The new law addresses both public health concerns and fiscal issues facing the state.
“Not only will this legislation protect the state from losing millions in CARE Act funding, it will provide us with valid, uniform data to strengthen our planning of HIV/AIDS services,” Mark Cloutier, executive director of the San Francisco AIDS Foundation, said.
Upon signing the bill, Governor Schwarzenegger remarked that the change in law would save the state a potential loss of $50 million in federal funding for HIV and AIDS prevention.
The new law brings California into line with 40 other states that report HIV cases by name.
Speaking to XBIZ when the bill was first proposed, Dr. Sharon Mitchell of the Adult Industry Medical Health Care Foundation (AIM) remarked that such a change in law was long overdue.
“We in the adult industry, through AIM Health Care, have been tracking adult performers through their stage names since our inception in 1998, and I think the general public has really come to realize that the diagnosis of HIV is nothing to hide, nothing to be ashamed about and nothing to shame any one about,” Mitchell said.
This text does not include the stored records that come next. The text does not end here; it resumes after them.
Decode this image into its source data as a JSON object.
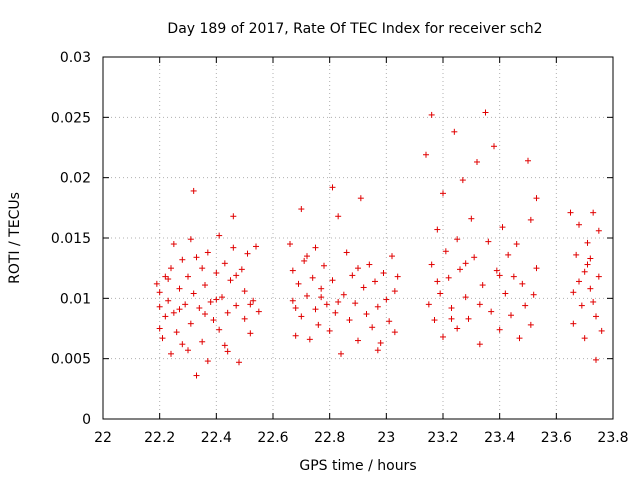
{
  "chart_data": {
    "type": "scatter",
    "title": "Day 189 of 2017, Rate Of TEC Index for receiver sch2",
    "xlabel": "GPS time / hours",
    "ylabel": "ROTI / TECUs",
    "xlim": [
      22,
      23.8
    ],
    "ylim": [
      0,
      0.03
    ],
    "x_ticks": [
      "22",
      "22.2",
      "22.4",
      "22.6",
      "22.8",
      "23",
      "23.2",
      "23.4",
      "23.6",
      "23.8"
    ],
    "y_ticks": [
      "0",
      "0.005",
      "0.01",
      "0.015",
      "0.02",
      "0.025",
      "0.03"
    ],
    "grid": true,
    "marker": "plus",
    "color": "#e00000",
    "points": [
      [
        22.19,
        0.0112
      ],
      [
        22.2,
        0.0105
      ],
      [
        22.2,
        0.0093
      ],
      [
        22.21,
        0.0067
      ],
      [
        22.22,
        0.0085
      ],
      [
        22.22,
        0.0118
      ],
      [
        22.23,
        0.0098
      ],
      [
        22.24,
        0.0054
      ],
      [
        22.24,
        0.0125
      ],
      [
        22.25,
        0.0145
      ],
      [
        22.25,
        0.0088
      ],
      [
        22.26,
        0.0072
      ],
      [
        22.27,
        0.0108
      ],
      [
        22.28,
        0.0132
      ],
      [
        22.28,
        0.0062
      ],
      [
        22.29,
        0.0095
      ],
      [
        22.3,
        0.0118
      ],
      [
        22.31,
        0.0149
      ],
      [
        22.31,
        0.0079
      ],
      [
        22.32,
        0.0104
      ],
      [
        22.32,
        0.0189
      ],
      [
        22.33,
        0.0036
      ],
      [
        22.34,
        0.0092
      ],
      [
        22.35,
        0.0125
      ],
      [
        22.35,
        0.0064
      ],
      [
        22.36,
        0.0111
      ],
      [
        22.37,
        0.0138
      ],
      [
        22.37,
        0.0048
      ],
      [
        22.38,
        0.0097
      ],
      [
        22.39,
        0.0082
      ],
      [
        22.4,
        0.0121
      ],
      [
        22.41,
        0.0152
      ],
      [
        22.41,
        0.0074
      ],
      [
        22.42,
        0.0101
      ],
      [
        22.43,
        0.0129
      ],
      [
        22.44,
        0.0088
      ],
      [
        22.44,
        0.0056
      ],
      [
        22.45,
        0.0115
      ],
      [
        22.46,
        0.0142
      ],
      [
        22.46,
        0.0168
      ],
      [
        22.47,
        0.0094
      ],
      [
        22.48,
        0.0047
      ],
      [
        22.49,
        0.0124
      ],
      [
        22.5,
        0.0083
      ],
      [
        22.5,
        0.0106
      ],
      [
        22.51,
        0.0137
      ],
      [
        22.52,
        0.0071
      ],
      [
        22.53,
        0.0098
      ],
      [
        22.54,
        0.0143
      ],
      [
        22.55,
        0.0089
      ],
      [
        22.2,
        0.0075
      ],
      [
        22.23,
        0.0116
      ],
      [
        22.27,
        0.0091
      ],
      [
        22.3,
        0.0057
      ],
      [
        22.33,
        0.0134
      ],
      [
        22.36,
        0.0087
      ],
      [
        22.4,
        0.0099
      ],
      [
        22.43,
        0.0061
      ],
      [
        22.47,
        0.0119
      ],
      [
        22.52,
        0.0095
      ],
      [
        22.66,
        0.0145
      ],
      [
        22.67,
        0.0098
      ],
      [
        22.67,
        0.0123
      ],
      [
        22.68,
        0.0069
      ],
      [
        22.69,
        0.0112
      ],
      [
        22.7,
        0.0174
      ],
      [
        22.7,
        0.0085
      ],
      [
        22.71,
        0.0131
      ],
      [
        22.72,
        0.0102
      ],
      [
        22.73,
        0.0066
      ],
      [
        22.74,
        0.0117
      ],
      [
        22.75,
        0.0142
      ],
      [
        22.75,
        0.0091
      ],
      [
        22.76,
        0.0078
      ],
      [
        22.77,
        0.0108
      ],
      [
        22.78,
        0.0127
      ],
      [
        22.79,
        0.0095
      ],
      [
        22.8,
        0.0073
      ],
      [
        22.81,
        0.0192
      ],
      [
        22.81,
        0.0115
      ],
      [
        22.82,
        0.0088
      ],
      [
        22.83,
        0.0168
      ],
      [
        22.84,
        0.0054
      ],
      [
        22.85,
        0.0103
      ],
      [
        22.86,
        0.0138
      ],
      [
        22.87,
        0.0082
      ],
      [
        22.88,
        0.0119
      ],
      [
        22.89,
        0.0096
      ],
      [
        22.9,
        0.0065
      ],
      [
        22.91,
        0.0183
      ],
      [
        22.92,
        0.0109
      ],
      [
        22.93,
        0.0087
      ],
      [
        22.94,
        0.0128
      ],
      [
        22.95,
        0.0076
      ],
      [
        22.96,
        0.0114
      ],
      [
        22.97,
        0.0093
      ],
      [
        22.98,
        0.0063
      ],
      [
        22.99,
        0.0121
      ],
      [
        23.0,
        0.0099
      ],
      [
        23.01,
        0.0081
      ],
      [
        23.02,
        0.0135
      ],
      [
        23.03,
        0.0106
      ],
      [
        23.03,
        0.0072
      ],
      [
        23.04,
        0.0118
      ],
      [
        22.68,
        0.0092
      ],
      [
        22.72,
        0.0135
      ],
      [
        22.77,
        0.0101
      ],
      [
        22.83,
        0.0097
      ],
      [
        22.9,
        0.0125
      ],
      [
        22.97,
        0.0057
      ],
      [
        23.14,
        0.0219
      ],
      [
        23.15,
        0.0095
      ],
      [
        23.16,
        0.0252
      ],
      [
        23.16,
        0.0128
      ],
      [
        23.17,
        0.0082
      ],
      [
        23.18,
        0.0157
      ],
      [
        23.19,
        0.0104
      ],
      [
        23.2,
        0.0187
      ],
      [
        23.2,
        0.0068
      ],
      [
        23.21,
        0.0139
      ],
      [
        23.22,
        0.0117
      ],
      [
        23.23,
        0.0092
      ],
      [
        23.24,
        0.0238
      ],
      [
        23.25,
        0.0149
      ],
      [
        23.25,
        0.0075
      ],
      [
        23.26,
        0.0124
      ],
      [
        23.27,
        0.0198
      ],
      [
        23.28,
        0.0101
      ],
      [
        23.29,
        0.0083
      ],
      [
        23.3,
        0.0166
      ],
      [
        23.31,
        0.0134
      ],
      [
        23.32,
        0.0213
      ],
      [
        23.33,
        0.0062
      ],
      [
        23.34,
        0.0111
      ],
      [
        23.35,
        0.0254
      ],
      [
        23.36,
        0.0147
      ],
      [
        23.37,
        0.0089
      ],
      [
        23.38,
        0.0226
      ],
      [
        23.39,
        0.0123
      ],
      [
        23.4,
        0.0074
      ],
      [
        23.41,
        0.0159
      ],
      [
        23.42,
        0.0104
      ],
      [
        23.43,
        0.0136
      ],
      [
        23.44,
        0.0086
      ],
      [
        23.45,
        0.0118
      ],
      [
        23.46,
        0.0145
      ],
      [
        23.47,
        0.0067
      ],
      [
        23.48,
        0.0112
      ],
      [
        23.49,
        0.0094
      ],
      [
        23.5,
        0.0214
      ],
      [
        23.51,
        0.0165
      ],
      [
        23.51,
        0.0078
      ],
      [
        23.52,
        0.0103
      ],
      [
        23.53,
        0.0183
      ],
      [
        23.53,
        0.0125
      ],
      [
        23.18,
        0.0114
      ],
      [
        23.23,
        0.0083
      ],
      [
        23.28,
        0.0129
      ],
      [
        23.33,
        0.0095
      ],
      [
        23.4,
        0.0119
      ],
      [
        23.65,
        0.0171
      ],
      [
        23.66,
        0.0105
      ],
      [
        23.66,
        0.0079
      ],
      [
        23.67,
        0.0136
      ],
      [
        23.68,
        0.0161
      ],
      [
        23.69,
        0.0094
      ],
      [
        23.7,
        0.0122
      ],
      [
        23.7,
        0.0067
      ],
      [
        23.71,
        0.0146
      ],
      [
        23.72,
        0.0108
      ],
      [
        23.72,
        0.0133
      ],
      [
        23.73,
        0.0171
      ],
      [
        23.74,
        0.0085
      ],
      [
        23.74,
        0.0049
      ],
      [
        23.75,
        0.0118
      ],
      [
        23.75,
        0.0156
      ],
      [
        23.76,
        0.0073
      ],
      [
        23.68,
        0.0114
      ],
      [
        23.71,
        0.0128
      ],
      [
        23.73,
        0.0097
      ]
    ]
  }
}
Under the new law, state residents seeking HIV antibody tests will still be able to do so anonymously, but if they test positive and seek medical care, they will automatically be added to the list. However, if they do not seek treatment, they will only be entered into an interim database.
Although patients will be tracked by name, the new law requires confidentiality, providing for a $25,000 fine for anyone convicted of “willful or malicious disclosure.”